How Metronome delivers advanced usage-based billing with Responsive.
Metronome’s platform makes billing fast, flexible, and frictionless, enabling customers like OpenAI, NVIDIA and Databricks to launch products rapidly, adopt any pricing model with ease, and streamline their revenue operations.
To ingest, process and serve over tens of thousands of billing events per second with strict transactional guarantees, Metronome designed their event-driven architecture using Confluent Cloud—a cloud-native data streaming platform built by the original creators of Apache Kafka®—and Kafka Streams.
Industry
Fintech
Company Size
51-200
Highlights
Suyog Rao
VP Engineering
Challenge
Metronome’s product necessitates realtime, transactional processing to display up-to-date billing dashboards and enable users to manage their spending with spend limits. They chose Kafka Streams to build the ingestion pipeline which powers these features for its simplicity, flexibility, and capabilities like exactly-once semantics, along with Confluent Cloud.

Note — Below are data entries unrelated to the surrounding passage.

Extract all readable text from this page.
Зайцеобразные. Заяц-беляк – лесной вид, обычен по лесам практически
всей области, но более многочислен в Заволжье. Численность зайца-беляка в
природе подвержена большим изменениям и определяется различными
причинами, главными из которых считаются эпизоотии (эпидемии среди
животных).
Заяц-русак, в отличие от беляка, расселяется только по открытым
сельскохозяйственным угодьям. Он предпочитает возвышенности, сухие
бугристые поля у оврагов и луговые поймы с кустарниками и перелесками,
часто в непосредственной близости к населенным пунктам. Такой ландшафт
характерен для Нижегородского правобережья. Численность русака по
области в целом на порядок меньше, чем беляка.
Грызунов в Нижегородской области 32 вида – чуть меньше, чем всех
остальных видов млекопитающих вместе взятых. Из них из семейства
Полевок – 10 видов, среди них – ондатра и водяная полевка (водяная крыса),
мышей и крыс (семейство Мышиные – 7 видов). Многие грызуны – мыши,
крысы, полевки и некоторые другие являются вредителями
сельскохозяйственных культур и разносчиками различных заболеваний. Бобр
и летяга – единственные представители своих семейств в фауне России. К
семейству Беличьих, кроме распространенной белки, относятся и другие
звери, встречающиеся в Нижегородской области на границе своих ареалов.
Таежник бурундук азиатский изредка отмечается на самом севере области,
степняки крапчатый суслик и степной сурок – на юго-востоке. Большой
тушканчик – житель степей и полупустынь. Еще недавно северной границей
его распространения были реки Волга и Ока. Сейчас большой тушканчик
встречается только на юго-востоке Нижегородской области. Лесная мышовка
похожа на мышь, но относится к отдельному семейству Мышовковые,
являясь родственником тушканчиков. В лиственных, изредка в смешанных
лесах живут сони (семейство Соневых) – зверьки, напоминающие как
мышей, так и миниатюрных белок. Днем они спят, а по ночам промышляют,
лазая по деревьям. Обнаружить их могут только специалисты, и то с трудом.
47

As their business grew, the massively increased throughput resulted in large amounts of Kafka Streams state, which caused reliability and operational issues with Kafka Streams. For Metronome customers, outages could result in their end customers exceeding spend thresholds, missing billing alerts, and seeing out-of-date information on their dashboards. To prevent this, the Metronome team spent significant engineering effort each quarter planning/executing operational toil such as increasing the number of Kafka partitions for their application. Each new customer and expansion compounded the operational risk to their core pipeline and Metronome knew they needed to be proactive in investing in foundational improvements to their Kafka Streams Pipeline.
Solution
Metronome turned to Responsive’s Kafka Streams’ platform to solve their stability challenge and ensure they are setup to scale with their aggressive business goals.
Responsive separates Kafka Streams’ compute from storage, eliminating Metronome’s main stability concerns stemming from rebalancing and state restoration in Kafka Streams. This also allowed them to increase their Kafka partitions from 32 to 96 in under ten minutes, an operational task that previously took multiple weeks to meticulously plan and execute.
With the subsequent release of asynchronous processing, Metronome is now able to scale their throughput 10x their current amount without facing the typical bottlenecks associated with increased per-partition load.
Additionally, thanks to Responsive’s autoscaling capabilities, Metronome’s entire pipeline now automatically scales with their load, enabling them to quickly burn through backlogs caused by load spikes without wasting computing resources the rest of the time.
Casey Crites
Founding Engineer
Results
- 99.99% availability on 300% growth: The separation of storage and compute has eliminated Metronome’s biggest source of Kafka Streams outages related to task rebalancing with large amounts of state.
- Setup for near-infinite scale: Metronome has been able to keep up with the immense demand for their popular product, as well as the growth of some of their biggest customers like OpenAI and NVIDIA. With features like autoscaling and asynchronous processing, they’re able to add additional resources and scale sufficiently for the foreseeable future.
- Engineers are freed to work on revenue generating features: The improved foundation for their event-driven applications paired with curated observability and expert support means Metronome’s engineering team is freed up to work on features that contribute to their business’ top line instead of fighting fires.